Foto: Fereshteh Shirazi © privat
Priest und human right's activist Nguyen Van Ly in prison again
The police arrested Father Nguyen Van Ly, aged 64, on the 25th of July in the central diocese of Hue before an ambulance transported him to prison. Authorities claim he was returned to prison for distributing anti-government leaflets during his parole.
He had been serving an eight-year prison term for “conducting propaganda against the state” when a stroke and a brain tumour led to his temporary release in March 2010.
“Father Nguyen Van Ly is in very poor health and should never have been arrested in the first place. He is a prisoner of conscience, imprisoned solely for his peaceful pro-democracy work,” said Donna Guest, Amnesty International’s Deputy Asia Pacific Director.
“The Vietnamese authorities must release him without delay, and in the meantime reveal his whereabouts and grant him immediate access to family members, his lawyer and adequate medical treatment.”

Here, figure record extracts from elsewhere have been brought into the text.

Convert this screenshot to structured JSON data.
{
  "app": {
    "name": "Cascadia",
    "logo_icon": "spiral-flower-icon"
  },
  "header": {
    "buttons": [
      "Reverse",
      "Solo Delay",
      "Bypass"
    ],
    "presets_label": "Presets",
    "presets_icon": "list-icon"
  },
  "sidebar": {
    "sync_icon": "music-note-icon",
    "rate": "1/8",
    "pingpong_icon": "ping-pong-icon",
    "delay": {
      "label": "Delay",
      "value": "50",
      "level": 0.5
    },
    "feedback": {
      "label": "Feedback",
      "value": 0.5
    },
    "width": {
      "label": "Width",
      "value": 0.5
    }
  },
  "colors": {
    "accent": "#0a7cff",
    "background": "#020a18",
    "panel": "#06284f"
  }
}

Ly was sentenced to eight years in prison and five years of house arrest in 2007. The publisher of the secret dissident journal To Do Ngon Luan (Freedom and Democracy), he co-founded the online pro-democracy movement Bloc 8406 and has helped to set up other banned political groups in Viet Nam. He Ly had been serving his jail term in Ba Sao prison, near Ha Noi in northern Viet Nam, when he suffered a stroke in November 2009. He did not receive a proper diagnosis or adequate medical treatment and was only transferred to a prison hospital in Ha Noi some two weeks later. Despite being partially paralyzed, he was returned to his prison cell on 11 December 2009.
On 15 March 2010, he was granted a one-year “temporary suspension” of his sentence to seek medical treatment for a brain tumour.
Since the 1970s, Ly has spent some 17 years in prison – amid harsh conditions and often in solitary confinement – for calling on Vietnamese authorities to respect freedom of expression and other human rights.
Foto: Conservative Party Human Rights Commission
Amnesty International sees Nguyen Van Ly as an non-violent political prisoner. He just has been arrested because he used his freedom of speech peacefully.